On Thursday night, trailing Vegas 4-3 in the third period, the Ottawa Senators gave up a goal they immediately wanted reviewed for goalie interference (you can see it atop this post). They were sure the ruling would be overturned, but the controversial goal stood and the Golden Knights took a two-goal lead with eight minutes left.
It was a backbreaker for the Sens.
“I don’t know anymore. All of us together we just don’t know anymore. We’ll let them decide and that’s it,” a frustrated Guy Boucher said after the loss. “I guess that’s why I’m not paid for those decisions. I don’t want to think anything, it’s not my job. I’ll let them do their job. Just personally I couldn’t explain it anymore.”
There was no doubt contact between Craig Anderson and Vegas’s William Carrier in front of the net. But the nature of the contact and the position of the skater is a factor into why the league made this ruling.
The Situation Room determined that Anderson initiated contact with Carrier, who was outside the crease prior to the goal. Therefore no goaltender interference infractions occurred. The decision was made in accordance with Rule 69.7 which states, in part, that the goal on the ice should have been allowed because “in a rebound situation, or where a goalkeeper and attacking player(s) are simultaneously attempting to play a loose puck, whether inside or outside the crease, incidental contact will be permitted, and any goal that is scored as a result thereof will be allowed.
It’s important to note that Carrier’s positioning alone wasn’t enough to ensure this was a goal. Had he initiated contact, even standing outside the crease, in a way that prevented Anderson from stopping the shot it would have been goaltender interference. But at the very least this was incidental contact, and Anderson himself could even be seen as the one who initiated the contact when his leg kicked out and hit Carrier, causing him to fall.
Not only is this covered in Rule 69.7 (Rebounds and Loose Pucks) as cited by the league, but also in Rule 69.4 (Contact Outside the Goal Crease). Emphasis our own:
“If an attacking player initiates any contact with a goalkeeper, other than incidental contact, while the goalkeeper is outside his goal crease, and a goal is scored, the goal will be disallowed. A goalkeeper is not “fair game” just because he is outside the goal crease. The appropriate penalty should be assessed in every case where an attacking player makes unnecessary contact with the goalkeeper. However, incidental contact will be permitted when the goalkeeper is in the act of playing the puck outside his goal crease provided the attacking player has made a reasonable effort to avoid such unnecessary contact.”

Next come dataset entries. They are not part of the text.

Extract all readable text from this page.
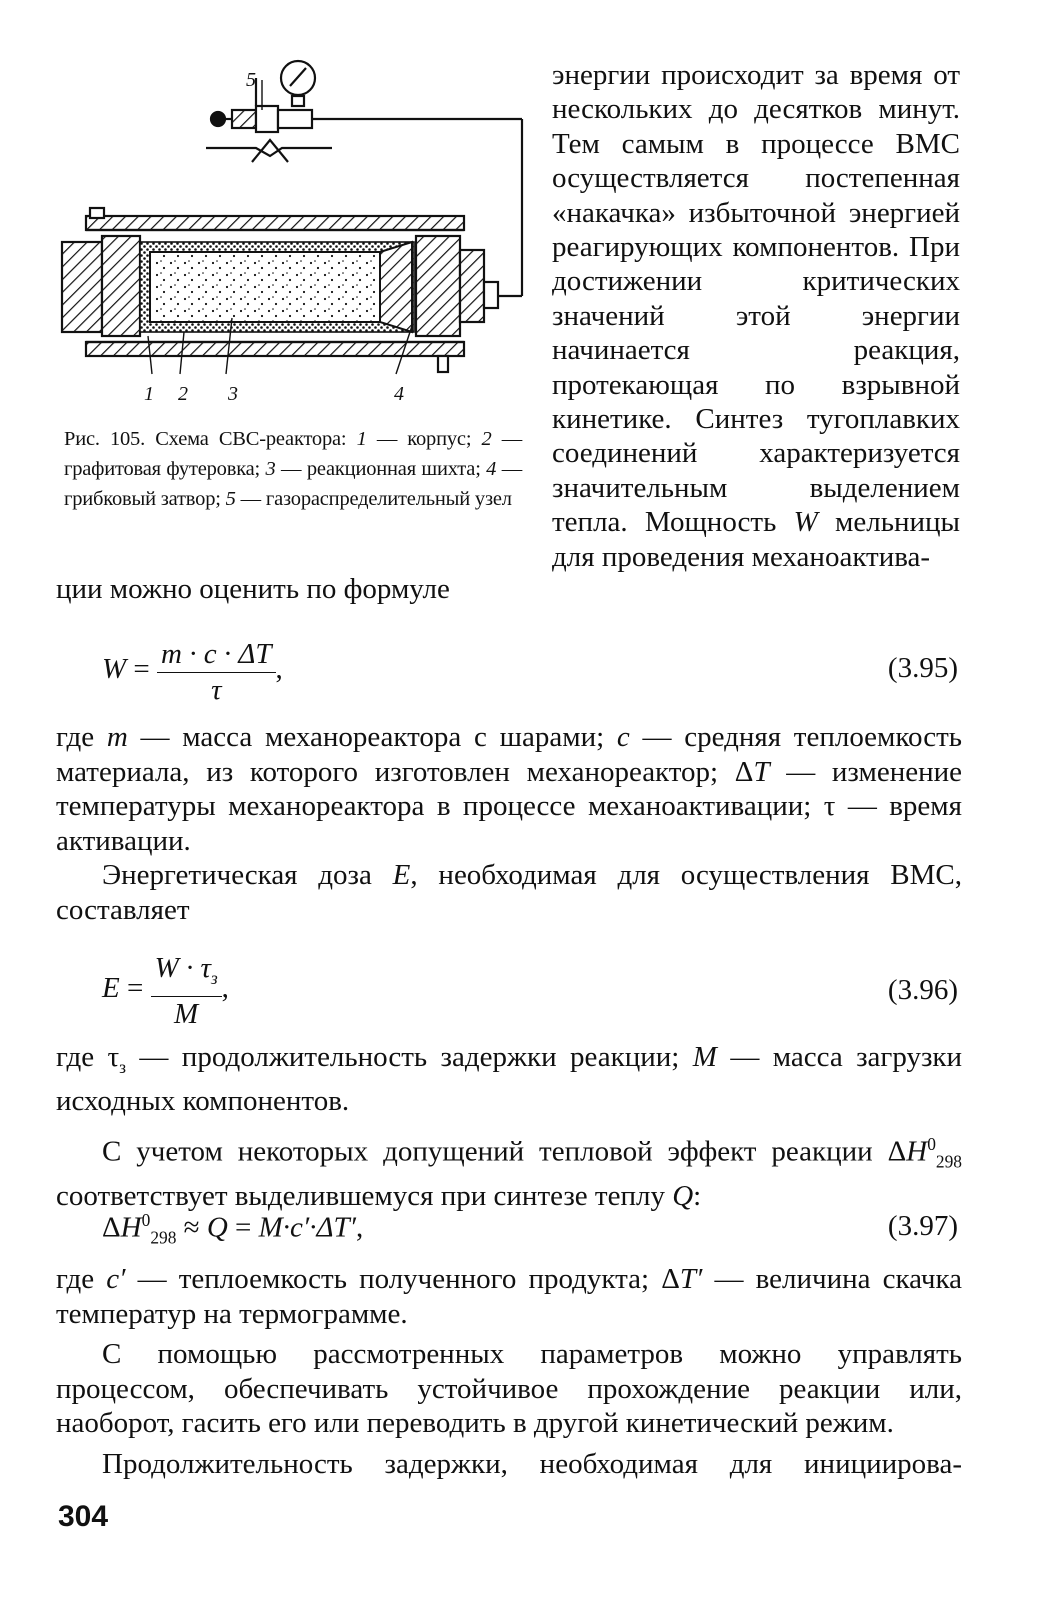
1 2 3	4
5
Рис. 105. Схема СВС-реактора: 1 — корпус; 2 — графитовая футеровка; 3 — реакционная шихта; 4 — грибковый затвор; 5 — газораспределительный узел

энергии происходит за время от нескольких до десятков минут. Тем самым в процессе ВМС осуществляется постепенная «накачка» избыточной энергией реагирующих компонентов. При достижении критических значений этой энергии начинается реакция, протекающая по взрывной кинетике. Синтез тугоплавких соединений характеризуется значительным выделением тепла. Мощность W мельницы для проведения механоактива-

ции можно оценить по формуле

$W = \frac{m \cdot c \cdot \Delta T}{\tau}$ ,	(3.95)

где m — масса механореактора с шарами; c — средняя теплоемкость материала, из которого изготовлен механореактор; ΔT — изменение температуры механореактора в процессе механоактивации; τ — время активации.

Энергетическая доза E, необходимая для осуществления ВМС, составляет

$E = \frac{W \cdot \tau_з}{M}$ ,	(3.96)

где $\tau_з$ — продолжительность задержки реакции; M — масса загрузки исходных компонентов.

С учетом некоторых допущений тепловой эффект реакции $\Delta H^0_{298}$ соответствует выделившемуся при синтезе теплу Q:

$\Delta H^0_{298} \approx Q = M\cdot c'\cdot\Delta T'$,	(3.97)

где c′ — теплоемкость полученного продукта; ΔT′ — величина скачка температур на термограмме.

С помощью рассмотренных параметров можно управлять процессом, обеспечивать устойчивое прохождение реакции или, наоборот, гасить его или переводить в другой кинетический режим.

Продолжительность задержки, необходимая для инициирова-

304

In the initial definition of the rule (69.1), it is clearly stated that a goal will count if contact is made with the goalie outside of the crease, so long as it was not intentionally done by the attacker, or if it was a defender or the goalie himself who initiates it.
It is hard to argue that Carrier was unreasonably interfering with the goalie here, as his back was turned to Anderson the whole time.
It was a frustrating goal and ruling at a bad time in the game for Ottawa, and had this happened in a playoff game the controversy may have taken on a life of its own. But by the NHL’s own rulebook, it’s pretty clear Carrier was not at fault on this play and, therefore, the goal stood.